All this occurred before the team as a whole had a chance to review what happened in Copenhagen. From his ruling, it would seem that the judge is focusing on this series of events.

In his ruling, he said: "In general, I will be obliged to address myself in reaching any conclusions concerning the latter part of the competition to the question whether, by reason of the acceleration of the process or any other interventions by the minister, one of which will be referred to below, there was a reluctance or a certain disinterest on the part of officials to scrutinise certain aspects and more specifically, certain weaknesses in either of the leading two applications."

The other intervention he referred to was a phone call from Lowry, earlier in September 1995, received by Towey. In evidence, Towey said Lowry told him during the call that he was "under a lot of pressure" over the competition. He was receiving representations and wanted to know how the competition was progressing.

Towey said that the minister gave the clear impression that he was under pressure in that it was believed by one consortium that one of the applicants had the competition "sewn up" and that the result was a "foregone conclusion" and "in the bag". (These are believed to have been references to the Persona group.)

Towey told the minister there were still a number of players in the competition. He may have given Lowry the names of the leading consortiums at that stage, but he could not be sure. He reported the call to Brennan.

In response to questioning, he said he did not perceive from the conversation that Lowry was "negative" in relation to Persona.

It seems that the tribunal, from the evidence heard, has reduced the key issue of how the team could have been influenced or overborne in any way, to this: the minister may have indicated, or been taken to have indicated, a preference for a candidate, or satisfaction with an outcome, and the civil servants may have then, because of the culture in which they operate, have set about wrapping up the process so as to give effect to this.

The day after the judge's ruling, Denis O'Brien, founder of Esat, took the unusual step of issuing a lengthy statement to the media, in which he strongly criticised the tribunal. One point strongly made was in relation to this reference to the competition being "accelerated", possibly because of the minister's intervention.

He referred to a document that was discovered in the department's files where, as part of a dispute over fees with Andersen, a timetable for the completion of the process was agreed. The settlement, including the timetable, was negotiated by Brennan on behalf of the department and so both sides at the Copenhagen discussions may have been seeking to push the process over the line, so as to keep faith with the agreed timetable.
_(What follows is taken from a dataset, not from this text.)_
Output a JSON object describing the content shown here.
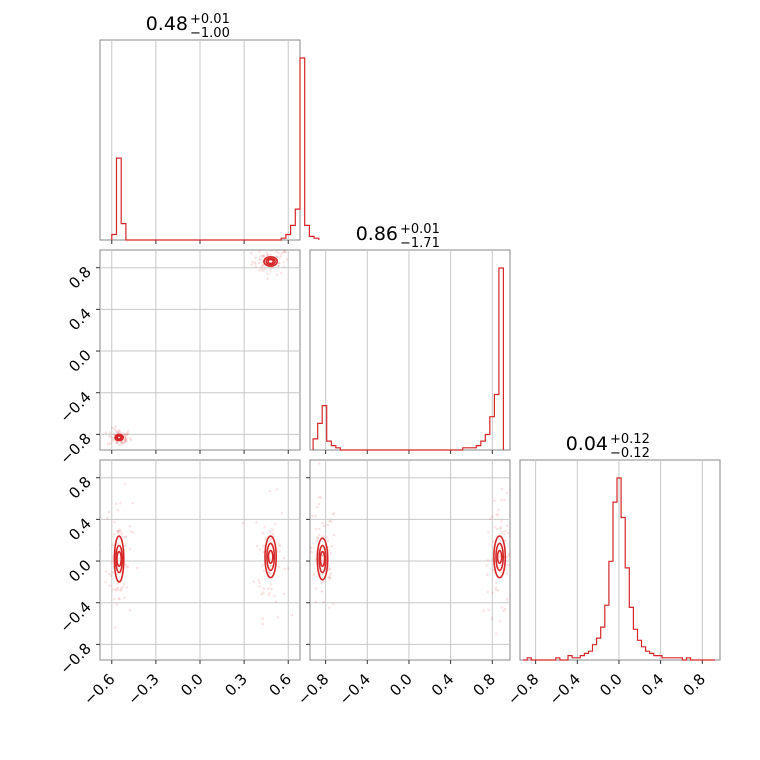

In fact, the process ran to conclusion in keeping with this timetable.

Of course, just because the process ran to the agreed timetable doesn't mean that an intervention from the minister in the ways referred to by the judge could not have had an influence on the civil servants' work in the way stated by the judge.

The judge's observations and comments came in a ruling where he said he would continue with the inquiry, despite submissions from O'Brien and others to the effect that, without the evidence of Andersen, the inquiry must be inadequate.

In the course of his ruling, he also referred to other matters that he may have to rule on, including matters to do with how Dermot Desmond came to be involved in the Esat consortium.

Most of the evidence on the licence competition has been heard and there is little evidence of Lowry interfering to help Esat Digifone. However, the defects in the assessment process that have been identified could prove to be manna from heaven for Persona, which is suing the State over how the competition was run, in a case with the potential for huge damages. Defects, as opposed to corruption, could be enough to serve Persona's purposes.

The Persona consortium, which included Motorola back in 1995, is now owned by Irish businessmen Tony Boyle and Michael McGinley. As O'Brien put it in his lengthy statement, Boyle must have been gleeful when he read the judge's ruling.